Inko's compiler is available through the inko command.

Compiling and running

To compile and then run a file, use the inko run command:

inko run hello.inko

This command is useful when running simple scripts or during the development of your project. If your program defines any command line flags, specify them after the file to run:

inko run hello.inko --foo=bar

Any flags specified before the file to run are treated as flags for the run command.

Compiling without running

The inko run command requires your source code to be available, and compiles it from scratch every time. To avoid this, we can build a standalone executable using the inko build command:

inko build hello.inko

The resulting executable is located at ./build/hello. By default the compiler uses a set of optimizations similar to the optimizations enabled by using clang -O2. You can either disable optimisations entirely, or enable more aggressive optimisations at the cost of compile times increasing:

inko build --opt none hello.inko       # No optimisations
inko build --opt aggressive hello.inko # Aggressive optimisations

For --opt none the executable is placed in ./build/none/hello, and ./build/aggressive/hello for --opt aggressive.
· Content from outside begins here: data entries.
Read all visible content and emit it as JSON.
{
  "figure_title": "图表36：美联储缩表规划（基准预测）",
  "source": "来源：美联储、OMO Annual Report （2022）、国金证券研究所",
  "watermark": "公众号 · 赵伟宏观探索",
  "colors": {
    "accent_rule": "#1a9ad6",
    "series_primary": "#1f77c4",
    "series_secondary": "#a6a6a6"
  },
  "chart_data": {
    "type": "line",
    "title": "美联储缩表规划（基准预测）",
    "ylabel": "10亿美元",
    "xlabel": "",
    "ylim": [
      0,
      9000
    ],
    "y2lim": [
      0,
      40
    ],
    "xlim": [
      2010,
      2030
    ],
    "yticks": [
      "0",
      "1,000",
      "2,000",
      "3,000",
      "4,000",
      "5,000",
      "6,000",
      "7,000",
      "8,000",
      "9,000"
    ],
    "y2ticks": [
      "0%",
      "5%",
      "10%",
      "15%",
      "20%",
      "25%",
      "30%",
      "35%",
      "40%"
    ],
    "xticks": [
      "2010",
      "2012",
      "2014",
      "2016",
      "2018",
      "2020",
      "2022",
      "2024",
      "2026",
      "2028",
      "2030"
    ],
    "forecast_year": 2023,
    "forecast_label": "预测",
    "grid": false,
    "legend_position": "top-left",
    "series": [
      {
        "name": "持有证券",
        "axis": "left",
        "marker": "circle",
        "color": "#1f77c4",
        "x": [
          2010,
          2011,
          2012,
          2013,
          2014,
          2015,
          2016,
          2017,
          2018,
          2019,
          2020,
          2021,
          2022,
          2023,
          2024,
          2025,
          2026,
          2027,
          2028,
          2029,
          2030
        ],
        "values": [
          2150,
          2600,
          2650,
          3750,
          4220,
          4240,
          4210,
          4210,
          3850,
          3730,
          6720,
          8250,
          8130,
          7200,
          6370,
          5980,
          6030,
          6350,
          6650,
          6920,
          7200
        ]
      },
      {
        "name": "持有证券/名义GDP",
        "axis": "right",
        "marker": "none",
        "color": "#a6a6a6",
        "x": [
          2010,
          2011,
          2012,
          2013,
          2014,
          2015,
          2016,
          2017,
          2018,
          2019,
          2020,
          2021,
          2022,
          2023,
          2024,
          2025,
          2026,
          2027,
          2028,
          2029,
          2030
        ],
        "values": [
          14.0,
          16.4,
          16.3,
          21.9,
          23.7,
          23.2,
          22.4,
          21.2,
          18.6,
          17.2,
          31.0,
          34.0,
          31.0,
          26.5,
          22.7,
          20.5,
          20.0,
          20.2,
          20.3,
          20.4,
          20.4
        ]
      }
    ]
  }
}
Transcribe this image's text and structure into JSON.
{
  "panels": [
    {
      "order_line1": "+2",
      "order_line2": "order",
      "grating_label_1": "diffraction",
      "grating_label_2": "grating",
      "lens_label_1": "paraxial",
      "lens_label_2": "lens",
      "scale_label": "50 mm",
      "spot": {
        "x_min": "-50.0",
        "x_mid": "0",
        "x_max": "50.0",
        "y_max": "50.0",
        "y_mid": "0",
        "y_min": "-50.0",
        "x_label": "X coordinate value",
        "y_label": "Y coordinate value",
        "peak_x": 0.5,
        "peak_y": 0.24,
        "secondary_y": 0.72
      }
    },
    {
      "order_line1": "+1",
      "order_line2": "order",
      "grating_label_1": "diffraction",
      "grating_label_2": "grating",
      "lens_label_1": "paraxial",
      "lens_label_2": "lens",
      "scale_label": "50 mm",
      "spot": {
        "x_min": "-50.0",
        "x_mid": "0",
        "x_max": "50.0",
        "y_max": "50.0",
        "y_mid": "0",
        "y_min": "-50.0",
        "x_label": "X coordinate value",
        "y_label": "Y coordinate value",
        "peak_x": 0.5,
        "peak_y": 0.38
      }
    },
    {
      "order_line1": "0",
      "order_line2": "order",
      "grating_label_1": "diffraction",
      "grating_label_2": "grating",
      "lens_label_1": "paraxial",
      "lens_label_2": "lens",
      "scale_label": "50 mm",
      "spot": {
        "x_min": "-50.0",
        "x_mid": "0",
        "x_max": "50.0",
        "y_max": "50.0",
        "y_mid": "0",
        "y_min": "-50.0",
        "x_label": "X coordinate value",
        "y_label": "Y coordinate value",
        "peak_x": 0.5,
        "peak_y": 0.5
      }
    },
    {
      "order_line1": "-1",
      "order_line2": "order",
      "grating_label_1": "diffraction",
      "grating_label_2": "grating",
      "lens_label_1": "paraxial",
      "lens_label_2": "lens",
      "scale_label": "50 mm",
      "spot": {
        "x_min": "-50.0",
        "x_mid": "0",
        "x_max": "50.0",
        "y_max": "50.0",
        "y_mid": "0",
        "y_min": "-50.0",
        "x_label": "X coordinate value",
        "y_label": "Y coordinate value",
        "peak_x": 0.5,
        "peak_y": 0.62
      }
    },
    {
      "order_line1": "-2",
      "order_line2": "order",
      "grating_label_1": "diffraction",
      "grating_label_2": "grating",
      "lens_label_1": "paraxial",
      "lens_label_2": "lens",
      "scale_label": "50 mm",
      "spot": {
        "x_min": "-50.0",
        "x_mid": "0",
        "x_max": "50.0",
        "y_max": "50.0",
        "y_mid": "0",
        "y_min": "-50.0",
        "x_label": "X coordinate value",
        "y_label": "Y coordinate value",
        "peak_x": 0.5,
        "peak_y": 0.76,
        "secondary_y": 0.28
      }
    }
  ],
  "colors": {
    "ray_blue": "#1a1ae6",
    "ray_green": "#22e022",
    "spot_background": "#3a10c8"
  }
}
In most cases --opt=aggressive won't make a difference in runtime performance, as the differences in optimizations between balanced and aggressive are minor. This may change in the future.

You can specify an alternative output path using the -o option:

inko build -o /tmp/hello hello.inko

When compiling for the host/native target, build output is placed in ./build directly, but when building for a different architecture the output is scoped to a directory named after that architecture. For example, when compiling for arm64-linux-gnu on an amd64-linux-gnu host, build files are placed in ./build/arm64-linux-gnu.